Following major price cuts in the cryptocurrency market that took away around -90% of the total value of all digital assets in the market, including bitcoin (BTC), mining of BTC became almost unprofitable, especially for small groups of miners and individual miners, however, Diar is reporting that this case is finally changing for better.
Despite the fact that “crypto winter” is still actively cutting the value of cryptocurrencies in the market, the mining of bitcoin is said to have become more profitable in oppose to the mining crisis noted in the previous period.
According to the latest report from Diar, miner margins are getting back on track while going through notable improvements in terms of growth.
Bitcoin Miner Margin Rising After 19-month Lows
The price of bitcoin in the market is surely affecting BTC miners as well, as rewards are being consequently lowered with the dropping price of bitcoin which is now far from its 2017 peak of 20k dollars per one unit.

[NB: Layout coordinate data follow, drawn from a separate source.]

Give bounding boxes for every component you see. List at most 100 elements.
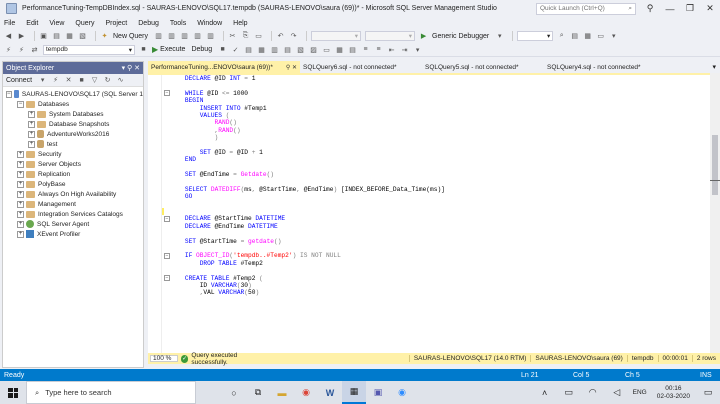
quick-launch-input[interactable]: Quick Launch (Ctrl+Q) ⌕ <box>536 2 636 15</box>
query-designer-icon[interactable]: ▦ <box>257 45 266 54</box>
tree-node[interactable]: + Security <box>3 149 143 159</box>
menu-project[interactable]: Project <box>105 20 127 27</box>
expand-icon[interactable]: + <box>17 200 24 208</box>
expand-icon[interactable]: + <box>28 120 35 128</box>
solution-platform-combo[interactable]: ▾ <box>365 31 416 41</box>
filter-icon[interactable]: ▽ <box>90 76 99 85</box>
expand-icon[interactable]: + <box>28 130 35 138</box>
solution-config-combo[interactable]: ▾ <box>311 31 362 41</box>
debug-button[interactable]: Debug <box>191 46 212 53</box>
tree-node[interactable]: + System Databases <box>3 109 143 119</box>
new-query-icon[interactable]: ✦ <box>100 32 109 41</box>
toolbox-icon[interactable]: ▦ <box>583 32 592 41</box>
editor-vertical-scrollbar[interactable] <box>710 73 720 353</box>
execute-icon[interactable]: ▶ <box>152 45 158 54</box>
expand-icon[interactable]: + <box>17 170 24 178</box>
mdx-icon[interactable]: ▥ <box>167 32 176 41</box>
tab-4[interactable]: SQLQuery4.sql - not connected* <box>544 61 666 73</box>
connect-button[interactable]: Connect <box>6 77 32 84</box>
chrome-icon[interactable]: ◉ <box>294 381 318 404</box>
collapse-icon[interactable]: − <box>164 253 170 260</box>
tree-node[interactable]: + AdventureWorks2016 <box>3 129 143 139</box>
pin-icon[interactable]: ⚲ <box>127 65 132 72</box>
tree-node[interactable]: − SAURAS-LENOVO\SQL17 (SQL Server 1 <box>3 89 143 99</box>
task-view-icon[interactable]: ⧉ <box>246 381 270 404</box>
outdent-icon[interactable]: ⇤ <box>387 45 396 54</box>
stop-icon[interactable]: ■ <box>77 76 86 85</box>
copy-icon[interactable]: ⎘ <box>241 32 250 41</box>
tree-node[interactable]: + Integration Services Catalogs <box>3 209 143 219</box>
chevron-down-icon[interactable]: ▾ <box>712 63 716 71</box>
save-all-icon[interactable]: ▧ <box>78 32 87 41</box>
pin-icon[interactable]: ⚲ <box>640 0 660 17</box>
connect-icon[interactable]: ⚡ <box>4 45 13 54</box>
menu-query[interactable]: Query <box>75 20 94 27</box>
expand-icon[interactable]: + <box>17 210 24 218</box>
disconnect-icon[interactable]: ⚡ <box>17 45 26 54</box>
notification-icon[interactable]: ▭ <box>696 381 720 404</box>
wifi-icon[interactable]: ◠ <box>581 381 605 404</box>
close-icon[interactable]: ✕ <box>134 65 140 72</box>
menu-view[interactable]: View <box>49 20 64 27</box>
options-icon[interactable]: ▾ <box>609 32 618 41</box>
back-icon[interactable]: ◀ <box>4 32 13 41</box>
expand-icon[interactable]: + <box>17 160 24 168</box>
collapse-icon[interactable]: − <box>17 100 24 108</box>
window-icon[interactable]: ▭ <box>596 32 605 41</box>
activity-monitor-icon[interactable]: ∿ <box>116 76 125 85</box>
expand-icon[interactable]: + <box>17 190 24 198</box>
minimize-button[interactable]: — <box>660 0 680 17</box>
close-button[interactable]: ✕ <box>700 0 720 17</box>
expand-icon[interactable]: + <box>28 110 35 118</box>
language-indicator[interactable]: ENG <box>633 389 647 396</box>
menu-window[interactable]: Window <box>197 20 222 27</box>
code-area[interactable]: DECLARE @ID INT = 1 WHILE @ID <= 1000 BE… <box>170 75 445 297</box>
live-stats-icon[interactable]: ▧ <box>296 45 305 54</box>
tree-node[interactable]: − Databases <box>3 99 143 109</box>
zoom-app-icon[interactable]: ◉ <box>390 381 414 404</box>
ssms-taskbar-icon[interactable]: ▦ <box>342 381 366 404</box>
tree-node[interactable]: + Server Objects <box>3 159 143 169</box>
results-text-icon[interactable]: ▭ <box>322 45 331 54</box>
cancel-query-icon[interactable]: ■ <box>218 45 227 54</box>
expand-icon[interactable]: + <box>17 180 24 188</box>
properties-icon[interactable]: ▤ <box>570 32 579 41</box>
disconnect-icon[interactable]: ✕ <box>64 76 73 85</box>
menu-edit[interactable]: Edit <box>26 20 38 27</box>
tree-node[interactable]: + test <box>3 139 143 149</box>
start-button[interactable] <box>0 381 26 404</box>
actual-plan-icon[interactable]: ▤ <box>283 45 292 54</box>
client-stats-icon[interactable]: ▨ <box>309 45 318 54</box>
volume-icon[interactable]: ◁ <box>605 381 629 404</box>
chevron-down-icon[interactable]: ▾ <box>38 76 47 85</box>
chevron-down-icon[interactable]: ▾ <box>122 65 126 72</box>
new-query-button[interactable]: New Query <box>113 33 148 40</box>
battery-icon[interactable]: ▭ <box>557 381 581 404</box>
cortana-icon[interactable]: ○ <box>222 381 246 404</box>
db-query-icon[interactable]: ▥ <box>154 32 163 41</box>
chevron-down-icon[interactable]: ▾ <box>495 32 504 41</box>
close-icon[interactable]: ⚲ ✕ <box>286 64 297 71</box>
sql-editor[interactable]: DECLARE @ID INT = 1 WHILE @ID <= 1000 BE… <box>148 73 710 353</box>
uncomment-icon[interactable]: ≡ <box>374 45 383 54</box>
expand-icon[interactable]: + <box>17 150 24 158</box>
expand-icon[interactable]: + <box>17 220 24 228</box>
generic-debugger-button[interactable]: Generic Debugger <box>432 33 489 40</box>
refresh-icon[interactable]: ↻ <box>103 76 112 85</box>
collapse-icon[interactable]: − <box>164 216 170 223</box>
expand-icon[interactable]: + <box>28 140 35 148</box>
estimated-plan-icon[interactable]: ▤ <box>244 45 253 54</box>
word-icon[interactable]: W <box>318 381 342 404</box>
tree-node[interactable]: + SQL Server Agent <box>3 219 143 229</box>
comment-icon[interactable]: ≡ <box>361 45 370 54</box>
undo-icon[interactable]: ↶ <box>276 32 285 41</box>
collapse-icon[interactable]: − <box>164 90 170 97</box>
forward-icon[interactable]: ▶ <box>17 32 26 41</box>
find-combo[interactable]: ▾ <box>517 31 554 41</box>
find-icon[interactable]: ⌕ <box>557 32 566 41</box>
save-icon[interactable]: ▦ <box>65 32 74 41</box>
tab-1[interactable]: PerformanceTuning...ENOVO\saura (69))* ⚲ … <box>148 61 300 73</box>
chevron-up-icon[interactable]: ˄ <box>533 381 557 404</box>
parse-icon[interactable]: ✓ <box>231 45 240 54</box>
new-project-icon[interactable]: ▣ <box>39 32 48 41</box>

In accordance with the declining value of the top and the original cryptocurrency, the rewards distributed to miners working on validating transactions on the chain have dropped as a consequence, leaving many miners with losses and lack of profit.
In most cases, these profits were not enough for the miners to cover their electricity bills, while “small-cap” miners also had to compete with ASICs, which additionally raises the competitiveness on Bitcoin network.
However, small-cap miners aren’t the only groups affected by the dropping prices, as Bitmain, the first consumer-level ASIC miner producing company was forced to close their operations in Israel due to the poor outcome in the cryptocurrency market during the last 19 months.
Bitcoin mining margins went south to touch the lowest returns back in February 2019, recording the lowest rates since August of 2017, according to the mentioned report by Diar.
With the latest change in the market, despite the bear trends still present in the crypto space, Diar further reported that gross margins increase in February of the current year, adding that the price improvement is evident with “only” -32% of drop in January 2019, in oppose to the previous period of January 2018 when the drop rate was set at -94%.
The Latest ASIC Models Prevailing During the Crypto Winter
Bitcoin mining rewards depend on multiple external factors, which includes the cost of electricity and the market value of BTC.
The rewards are also being halved every 4 years to match the process known as “Bitcoin halving”, which is how the rewards for miners are set to split in two in 2020, when the mining reward will decline once again, being halved from the current reward rate of 12.5 BTC to 6.25 BTC.
This case will consequently affect the profits that miners are receiving for their work on the network, which means that only the strongest ASIC equipment would be able to “survive” the mining game.
Bitcoin network is operating on Proof of Work protocol, known as far less cost-effective and energy-efficient in oppose to Proof of Stake consensus, which means that small-cap miners usually have troubles covering all mining cost, while the rewards are getting significantly lower with the declining prices in the market.
The latest ASIC mining equipment is able to provide more power and more efficiency to miners, also delivering increased success rate when it comes to validating transactions on the blockchain, which is why ASICs are ruling bitcoin mining scene.
For now, miners who had managed to survive the toughest period by far, referring to mining margin lows from August 2017 to February 2018, can take advantage of having bitcoin mining profits showcasing significant improvements for the first time in a year.